Figure 1 is a diagram explaining magnetic flaw detection and residual magnetism, Figure 2 is a diagram explaining the magnitude of residual magnetism, Figure 3 is a diagram explaining other problems with demagnetization, Figures 4 to 5 FIG. 6 is a diagram showing an embodiment of the present invention, and FIGS. 6 and 7 are diagrams explaining the effects of the present invention. 5... Yoke, 6, 7... Magnetic pole, 8... Coil, 1A
~1D...Material to be demagnetized.

Claims (1)

[Claims] 1 A material to be demagnetized having a residual magnetic flux and a material to be demagnetized are arranged in correspondence with a plurality of yokes, an excitation coil is wound around each yoke to form a magnetic path, and the positive direction current flowing through the excitation coil is switched.
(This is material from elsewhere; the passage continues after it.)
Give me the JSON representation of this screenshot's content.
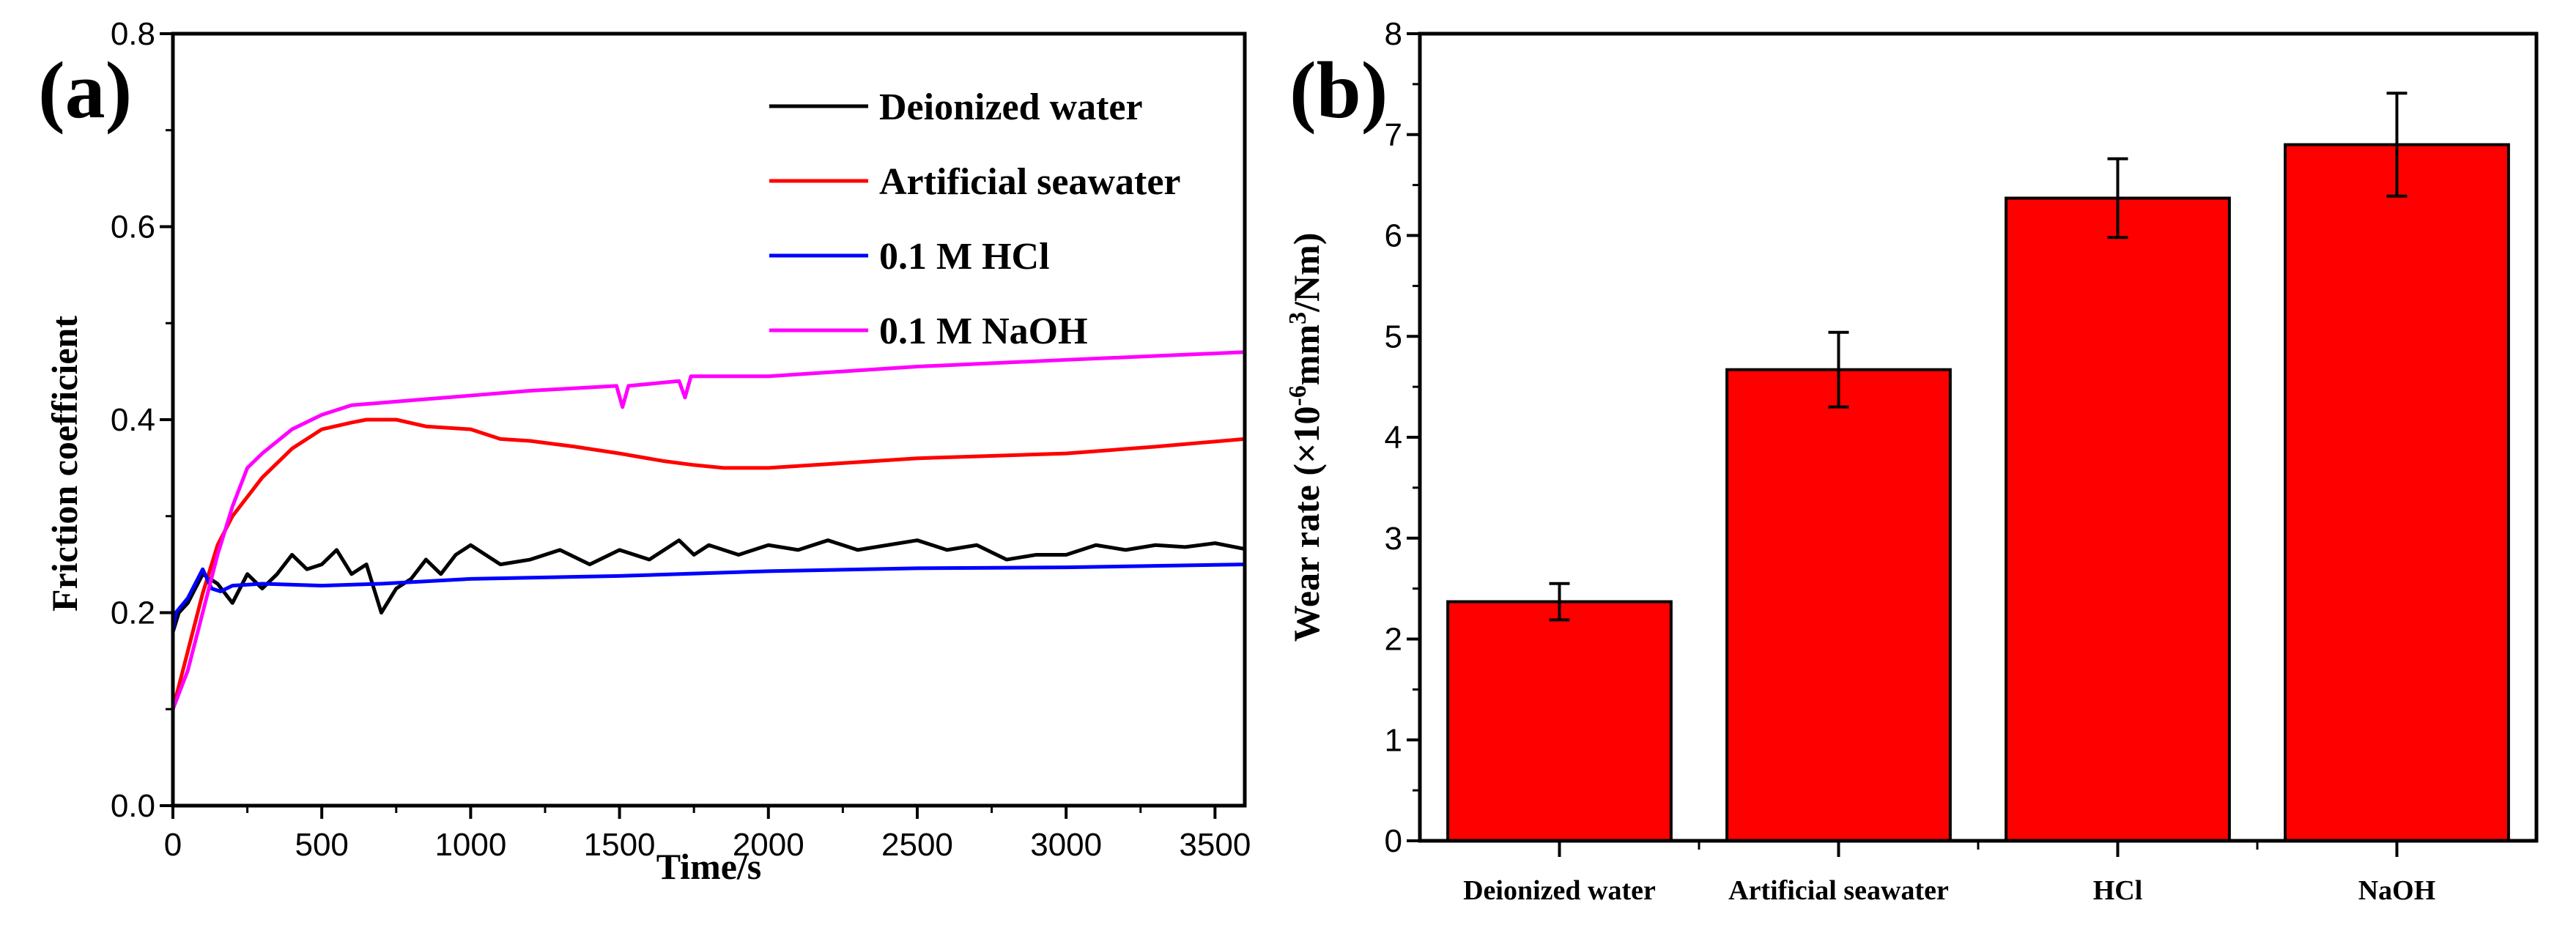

In a device that demagnetizes the residual magnetic flux of a material to be demagnetized by passing a reverse excitation current, the forward excitation current applied to the excitation coil is switched to allow a reverse excitation current having a larger current value than the forward excitation current to flow. A degaussing method for a degaussing device, characterized in that in a first cycle, and in a second cycle, an excitation current having a polarity opposite to that in the first cycle is caused to flow through the excitation coil.